In November last year, EU Member States voted Amsterdam the new home of the European Medicines Agency (EMA), to be fully operational by the time the UK withdraws from the EU, on March 30, 2019.
While the permanent building is under construction, the EMA will move into the Spark building – located in west Amsterdam’s Sloterdijk district.
The building houses office and conference capabilities, and is easily accessible by public transport, The Netherlands’ Minister of Medical Care Bruno Bruins told media today.
However, the temporary site offers the EMA half the space currently according at its headquarters in London.
“It is not an optimal solution,” said executive director Guido Rasi.
While some external meeting facilities will be required, the Agency will be able to host its core meetings in the Spark building, and the use of a temporary office will enable the builders to speed up construction of the permanent building, said Rasi.

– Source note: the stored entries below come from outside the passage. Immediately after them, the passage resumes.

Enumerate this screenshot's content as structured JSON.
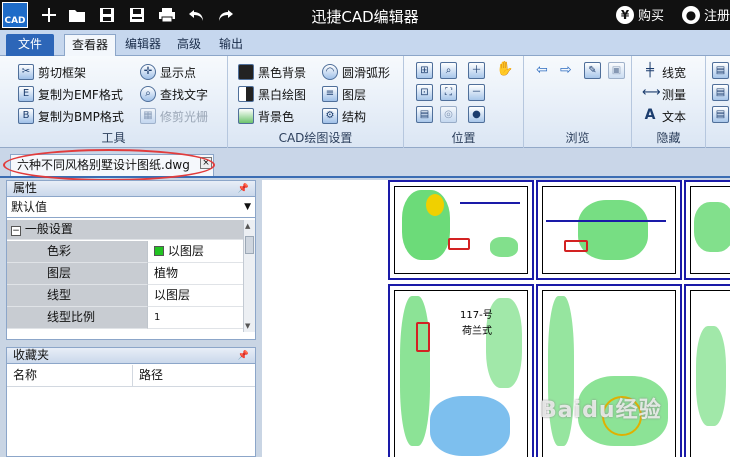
{
  "app": {
    "logo_text": "CAD",
    "title": "迅捷CAD编辑器",
    "buy_label": "购买",
    "register_label": "注册"
  },
  "ribbon_tabs": [
    "文件",
    "查看器",
    "编辑器",
    "高级",
    "输出"
  ],
  "ribbon": {
    "tools": {
      "label": "工具",
      "buttons": [
        "剪切框架",
        "复制为EMF格式",
        "复制为BMP格式",
        "显示点",
        "查找文字",
        "修剪光栅"
      ]
    },
    "cad_settings": {
      "label": "CAD绘图设置",
      "buttons": [
        "黑色背景",
        "黑白绘图",
        "背景色",
        "圆滑弧形",
        "图层",
        "结构"
      ]
    },
    "position": {
      "label": "位置"
    },
    "browse": {
      "label": "浏览"
    },
    "hidden": {
      "label": "隐藏",
      "buttons": [
        "线宽",
        "测量",
        "文本"
      ]
    }
  },
  "document": {
    "tab_label": "六种不同风格别墅设计图纸.dwg",
    "close_glyph": "×"
  },
  "properties_panel": {
    "title": "属性",
    "dropdown_value": "默认值",
    "section": "一般设置",
    "rows": [
      {
        "name": "色彩",
        "value": "以图层",
        "swatch": "#22c322"
      },
      {
        "name": "图层",
        "value": "植物"
      },
      {
        "name": "线型",
        "value": "以图层"
      },
      {
        "name": "线型比例",
        "value": "1"
      }
    ]
  },
  "favorites_panel": {
    "title": "收藏夹",
    "columns": [
      "名称",
      "路径"
    ]
  },
  "drawing": {
    "label_1": "117-号",
    "label_2": "荷兰式",
    "watermark": "Baidu经验"
  },
  "colors": {
    "titlebar": "#111111",
    "file_tab": "#2d66b8",
    "cad_green": "#22c322",
    "cad_blue": "#1a1aa8",
    "cad_red": "#d32222",
    "annotation_red": "#e23c3c"
  }
}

“Even if the temporary building is not ideal, it is the best option,” he told delegates, adding that this “workable solution” will allow core business to run inside with building without major disruption.
Rental costs were not disclosed.
An ‘ambitious’ timeline
According to Rasi, the EMA’s relocation to Amsterdam is the “single, biggest challenge the EMA has ever had.”
He put this down to the “ambitious timeline”, which requires the Agency to move twice – firstly to temporary, and then permanent, headquarters in the Dutch capital.
Moving twice will require more resources, and will “take longer to go back to normal operations” said Rasi.
The executive director said the EMA is working with UK authorities to make sure shortages of medicines will not occur as a result of the relocation.